Researchers have elucidated how the bacterium Staphylococcus aureus genetically evolves to adapt to humans, including mutations that enable certain strains to dodge the immune system and gain antibiotic resistance.
The most comprehensive study to date on how a common bacterium, Staphylococcus aureus, adapts to exist on the human body could enhance methods for preventing, diagnosing, and treating specific infections.
This research, conducted by the Wellcome Sanger Institute, the University of Cambridge, and the Institute of Biomedicine of Valencia (IBV) at the Spanish National Research Council (CSIC), involved analyzing the genomes of thousands of S. aureus samples collected from human noses and skin to pinpoint genes crucial for the bacteria’s survival and adaptation.
Published today (13 January) in Nature Communications, the study employed a novel method to examine the genomes of bacteria from human carriers, revealing specific adaptations of these bacteria in their natural environment. This insight uncovered essential mutations that help certain strains evade human immune defenses and develop resistance to antibiotics.
This extensive genetic analysis shed light on several previously unidentified genes and biological pathways involved in the colonization of S. aureus.
More research is needed to fully comprehend the significance of these pathways in human colonization and explore potential ways to target them in the future for preventing, diagnosing, or treating S. aureus infections.
Bacteria are often present on or within the body without causing harm, a phenomenon known as colonization. One example is S. aureus, which can be found in the noses of up to 30% of the world’s population, as well as on the skin and in the intestines1.
However, in individuals with weakened immune systems, S. aureus can enter the bloodstream and lead to infections, ranging from mild skin and soft tissue issues to more severe conditions like sepsis and pneumonia1.
This groundbreaking study marks the first extensive genetic analysis of S. aureus from samples taken from human carriers, moving beyond laboratory observations.
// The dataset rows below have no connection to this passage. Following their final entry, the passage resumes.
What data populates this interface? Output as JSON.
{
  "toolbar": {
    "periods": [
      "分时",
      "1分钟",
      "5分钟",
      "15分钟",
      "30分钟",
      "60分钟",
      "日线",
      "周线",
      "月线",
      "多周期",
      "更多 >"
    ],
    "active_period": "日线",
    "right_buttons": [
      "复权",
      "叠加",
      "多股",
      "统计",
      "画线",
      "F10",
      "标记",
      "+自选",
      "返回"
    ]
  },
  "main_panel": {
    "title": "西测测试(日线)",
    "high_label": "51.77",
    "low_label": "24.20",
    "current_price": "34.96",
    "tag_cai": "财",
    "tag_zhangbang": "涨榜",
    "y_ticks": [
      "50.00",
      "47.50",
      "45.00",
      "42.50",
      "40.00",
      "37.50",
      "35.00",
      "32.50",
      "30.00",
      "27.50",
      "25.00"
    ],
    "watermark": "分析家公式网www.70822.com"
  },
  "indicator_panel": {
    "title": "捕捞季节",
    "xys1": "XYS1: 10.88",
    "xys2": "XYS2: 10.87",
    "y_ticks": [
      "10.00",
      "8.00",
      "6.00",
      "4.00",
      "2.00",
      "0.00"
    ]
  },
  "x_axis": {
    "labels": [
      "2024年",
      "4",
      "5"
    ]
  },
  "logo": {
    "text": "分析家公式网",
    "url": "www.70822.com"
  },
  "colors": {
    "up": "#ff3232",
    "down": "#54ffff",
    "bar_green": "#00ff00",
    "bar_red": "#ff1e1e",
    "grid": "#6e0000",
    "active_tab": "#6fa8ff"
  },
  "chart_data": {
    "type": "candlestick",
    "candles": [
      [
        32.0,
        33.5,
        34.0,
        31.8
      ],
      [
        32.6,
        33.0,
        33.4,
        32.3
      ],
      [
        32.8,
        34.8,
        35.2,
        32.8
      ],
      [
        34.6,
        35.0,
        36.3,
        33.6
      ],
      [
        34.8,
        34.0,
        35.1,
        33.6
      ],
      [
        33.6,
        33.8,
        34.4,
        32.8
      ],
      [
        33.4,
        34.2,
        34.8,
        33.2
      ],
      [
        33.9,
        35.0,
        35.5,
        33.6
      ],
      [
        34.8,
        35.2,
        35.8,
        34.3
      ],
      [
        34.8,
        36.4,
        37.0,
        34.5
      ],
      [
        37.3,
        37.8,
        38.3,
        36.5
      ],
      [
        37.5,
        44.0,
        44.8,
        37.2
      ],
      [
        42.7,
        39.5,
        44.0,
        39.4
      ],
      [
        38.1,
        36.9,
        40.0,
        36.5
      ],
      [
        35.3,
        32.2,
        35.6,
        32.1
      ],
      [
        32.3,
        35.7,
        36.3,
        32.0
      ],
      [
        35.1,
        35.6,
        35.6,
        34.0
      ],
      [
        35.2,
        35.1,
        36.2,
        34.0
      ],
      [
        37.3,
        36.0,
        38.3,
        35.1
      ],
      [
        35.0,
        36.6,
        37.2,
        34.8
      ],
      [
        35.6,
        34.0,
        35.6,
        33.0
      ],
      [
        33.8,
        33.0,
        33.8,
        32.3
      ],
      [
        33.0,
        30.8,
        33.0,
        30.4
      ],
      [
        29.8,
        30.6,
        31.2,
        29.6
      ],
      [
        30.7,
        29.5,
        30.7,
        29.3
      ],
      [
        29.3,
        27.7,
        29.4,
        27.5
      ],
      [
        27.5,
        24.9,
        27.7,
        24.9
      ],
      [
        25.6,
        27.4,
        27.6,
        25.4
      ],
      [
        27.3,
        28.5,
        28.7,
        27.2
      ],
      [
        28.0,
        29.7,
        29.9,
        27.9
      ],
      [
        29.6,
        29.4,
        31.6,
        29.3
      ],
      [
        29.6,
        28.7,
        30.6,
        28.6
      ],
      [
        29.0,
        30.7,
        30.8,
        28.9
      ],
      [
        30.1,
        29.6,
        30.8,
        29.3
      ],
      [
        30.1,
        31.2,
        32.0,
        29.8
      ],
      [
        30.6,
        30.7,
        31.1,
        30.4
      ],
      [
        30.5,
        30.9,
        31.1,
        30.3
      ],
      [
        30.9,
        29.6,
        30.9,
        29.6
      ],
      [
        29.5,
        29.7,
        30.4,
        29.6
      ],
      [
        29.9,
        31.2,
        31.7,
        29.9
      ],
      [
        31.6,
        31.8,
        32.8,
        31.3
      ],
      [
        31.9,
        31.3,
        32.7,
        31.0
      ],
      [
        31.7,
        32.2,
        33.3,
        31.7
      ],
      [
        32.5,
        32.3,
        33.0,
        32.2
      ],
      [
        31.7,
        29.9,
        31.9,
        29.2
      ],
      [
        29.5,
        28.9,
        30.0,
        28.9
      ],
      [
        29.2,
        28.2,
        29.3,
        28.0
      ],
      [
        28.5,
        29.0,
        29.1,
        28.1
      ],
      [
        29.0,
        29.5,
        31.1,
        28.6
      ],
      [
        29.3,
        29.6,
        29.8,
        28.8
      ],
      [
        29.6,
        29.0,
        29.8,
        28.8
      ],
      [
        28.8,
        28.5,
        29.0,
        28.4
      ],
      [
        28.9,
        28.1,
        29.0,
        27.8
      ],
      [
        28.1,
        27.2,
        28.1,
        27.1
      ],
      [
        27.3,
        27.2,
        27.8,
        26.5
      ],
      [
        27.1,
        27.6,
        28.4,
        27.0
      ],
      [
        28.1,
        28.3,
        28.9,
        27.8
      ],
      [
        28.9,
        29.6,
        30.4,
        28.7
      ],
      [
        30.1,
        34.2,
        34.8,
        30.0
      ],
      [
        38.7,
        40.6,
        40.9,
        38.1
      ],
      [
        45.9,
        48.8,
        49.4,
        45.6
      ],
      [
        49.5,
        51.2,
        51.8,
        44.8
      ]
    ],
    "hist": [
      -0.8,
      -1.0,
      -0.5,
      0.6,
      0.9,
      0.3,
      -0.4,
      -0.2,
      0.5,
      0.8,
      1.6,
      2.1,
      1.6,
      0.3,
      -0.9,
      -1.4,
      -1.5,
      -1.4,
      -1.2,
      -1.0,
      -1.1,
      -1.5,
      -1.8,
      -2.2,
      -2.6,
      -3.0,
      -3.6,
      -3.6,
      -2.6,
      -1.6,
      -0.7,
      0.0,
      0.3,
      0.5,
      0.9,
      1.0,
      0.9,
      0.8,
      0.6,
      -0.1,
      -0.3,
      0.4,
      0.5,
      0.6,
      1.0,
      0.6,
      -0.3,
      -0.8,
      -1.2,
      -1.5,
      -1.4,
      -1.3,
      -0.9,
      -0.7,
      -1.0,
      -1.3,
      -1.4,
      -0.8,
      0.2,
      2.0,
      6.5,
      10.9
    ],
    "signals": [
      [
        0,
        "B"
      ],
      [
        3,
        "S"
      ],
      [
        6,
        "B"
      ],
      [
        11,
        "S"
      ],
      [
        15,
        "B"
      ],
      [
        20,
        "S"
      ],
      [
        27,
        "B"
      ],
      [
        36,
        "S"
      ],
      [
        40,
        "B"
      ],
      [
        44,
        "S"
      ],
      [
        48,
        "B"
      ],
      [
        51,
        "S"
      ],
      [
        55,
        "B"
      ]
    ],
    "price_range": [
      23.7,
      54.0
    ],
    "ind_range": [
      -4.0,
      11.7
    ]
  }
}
The international team evaluated the genomes of over 7,000 S. aureus samples derived from more than 1,500 human carriers to uncover genetic variations that occurred while the bacteria thrived in their natural setting. Through computational methods, they identified recurrent genetic alterations in the bacteria that may have aided their survival during human colonization.
The researchers discovered changes in genes related to nitrogen metabolism, indicating that this metabolic process is vital for S. aureus colonization in humans. They also found mutations in genes that could affect how the bacteria interact with human cells and the immune system.
Some strains of S. aureus possess mutations in genes regulating the mechanisms the bacteria utilize to evade the human immune system, possibly pointing to an immune evasion strategy. Researchers propose that these bacterial strains may rely on factors secreted by other strains to successfully colonize humans — a phenomenon they term “cheater” cells.
Moreover, the study verified that S. aureus develops resistance mutations to antibiotics such as fusidic acid, mupirocin, and trimethoprim.
In summary, this research uncovers essential biological processes that S. aureus employs to thrive within humans. Understanding the evolution and genetic adaptation of bacteria in their natural contexts — including asymptomatic colonization or during infection — is crucial for enhancing prevention, diagnosis, and treatment of diseases.
Dr. Francesc Coll, the lead author from the Institute of Biomedicine of Valencia at CSIC, stated: “Grasping how bacteria react to antibiotic treatment has enabled the identification of genetic changes that permit their survival against antibiotic attacks. These mutations can serve as diagnostic indicators and aid in developing new therapeutic strategies, facilitating a more effective and rational use of antibiotics. Studies of bacterial adaptation like this could unveil immune evasion mechanisms — clarifying how bacteria adapt to escape detection and attack by our immune systems. This knowledge could support the identification of new antigens, components of bacteria that the immune system sees as foreign or harmful, leading to the design of new vaccines.”
Dr. Ewan Harrison, senior author from the Wellcome Sanger Institute, remarked: “While Staphylococcus aureus bacteria are benign for many, they pose severe risks of infection for others. Our study provides fresh insights into the genetic adaptations of these bacteria, allowing them to survive on or in human carriers. By analyzing these strains in their natural habitat, we have highlighted previously unknown mutations that can give certain Staphylococcus aureus strains a competitive advantage. We hope that further exploration of these pathways will enhance methods for preventing, diagnosing, and treating infections caused by these bacteria.”